Enantioselective oxidation of secondary alcohols by the flavoprotein alcohol oxidase from Phanerochaete chrysosporium
Tjallinks, Gwen,Martin, Caterina,Fraaije, Marco W.
, (2021/05/03)
The enantioselective oxidation of secondary alcohols represents a valuable approach for the synthesis of optically pure compounds. Flavoprotein oxidases can catalyse such selective transformations by merely using oxygen as electron acceptor. While many flavoprotein oxidases preferably act on primary alcohols, the FAD-containing alcohol oxidase from Phanerochaete chrysosporium was found to be able to perform kinetic resolutions of several secondary alcohols. By selective oxidation of the (S)-alcohols, the (R)-alcohols were obtained in high enantiopurity.

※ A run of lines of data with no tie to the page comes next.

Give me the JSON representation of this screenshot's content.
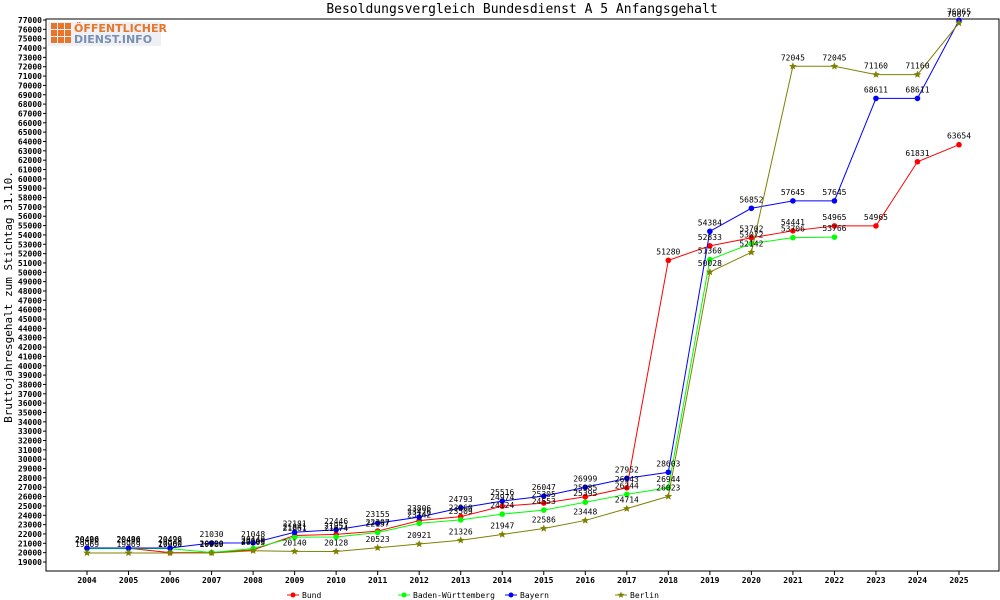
{
  "logo": {
    "line1": "ÖFFENTLICHER",
    "line2": "DIENST.INFO"
  },
  "chart_data": {
    "type": "line",
    "title": "Besoldungsvergleich Bundesdienst A 5 Anfangsgehalt",
    "xlabel": "",
    "ylabel": "Bruttojahresgehalt zum Stichtag 31.10.",
    "ylim": [
      19000,
      77000
    ],
    "ytick_step": 1000,
    "grid": false,
    "legend_position": "bottom",
    "categories": [
      "2004",
      "2005",
      "2006",
      "2007",
      "2008",
      "2009",
      "2010",
      "2011",
      "2012",
      "2013",
      "2014",
      "2015",
      "2016",
      "2017",
      "2018",
      "2019",
      "2020",
      "2021",
      "2022",
      "2023",
      "2024",
      "2025"
    ],
    "series": [
      {
        "name": "Bund",
        "color": "#ff0000",
        "marker": "circle",
        "values": [
          20466,
          20466,
          20000,
          20000,
          20300,
          21841,
          21951,
          22307,
          23426,
          23860,
          24974,
          25305,
          25985,
          26943,
          51280,
          52833,
          53702,
          54441,
          54965,
          54965,
          61831,
          63654
        ]
      },
      {
        "name": "Baden-Württemberg",
        "color": "#00ff00",
        "marker": "circle",
        "values": [
          20429,
          20429,
          20429,
          20020,
          20440,
          21661,
          21674,
          22157,
          23142,
          23509,
          24124,
          24553,
          25395,
          26244,
          26944,
          51360,
          53072,
          53706,
          53766,
          null,
          null,
          null
        ]
      },
      {
        "name": "Bayern",
        "color": "#0000ff",
        "marker": "circle",
        "values": [
          20496,
          20496,
          20496,
          21030,
          21048,
          22181,
          22446,
          23155,
          23806,
          24793,
          25516,
          26047,
          26999,
          27952,
          28603,
          54384,
          56852,
          57645,
          57645,
          68611,
          68611,
          76965
        ]
      },
      {
        "name": "Berlin",
        "color": "#808000",
        "marker": "star",
        "values": [
          19969,
          19969,
          19969,
          19969,
          20203,
          20140,
          20128,
          20523,
          20921,
          21326,
          21947,
          22586,
          23448,
          24714,
          26023,
          50028,
          52142,
          72045,
          72045,
          71160,
          71160,
          76677
        ]
      }
    ]
  }
}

In silico docking studies were carried out in order to substantiate the observed (S)-selectivity. Several hydrophobic and aromatic residues in the substrate binding site create a cavity in which the substrates can comfortably undergo van der Waals and pi-stacking interactions. Consequently, oxidation of the secondary alcohols is restricted to one of the two enantiomers. This study has uncovered the ability of an FAD-containing alcohol oxidase, that is known for oxidizing small primary alcohols, to perform enantioselective oxidations of various secondary alcohols.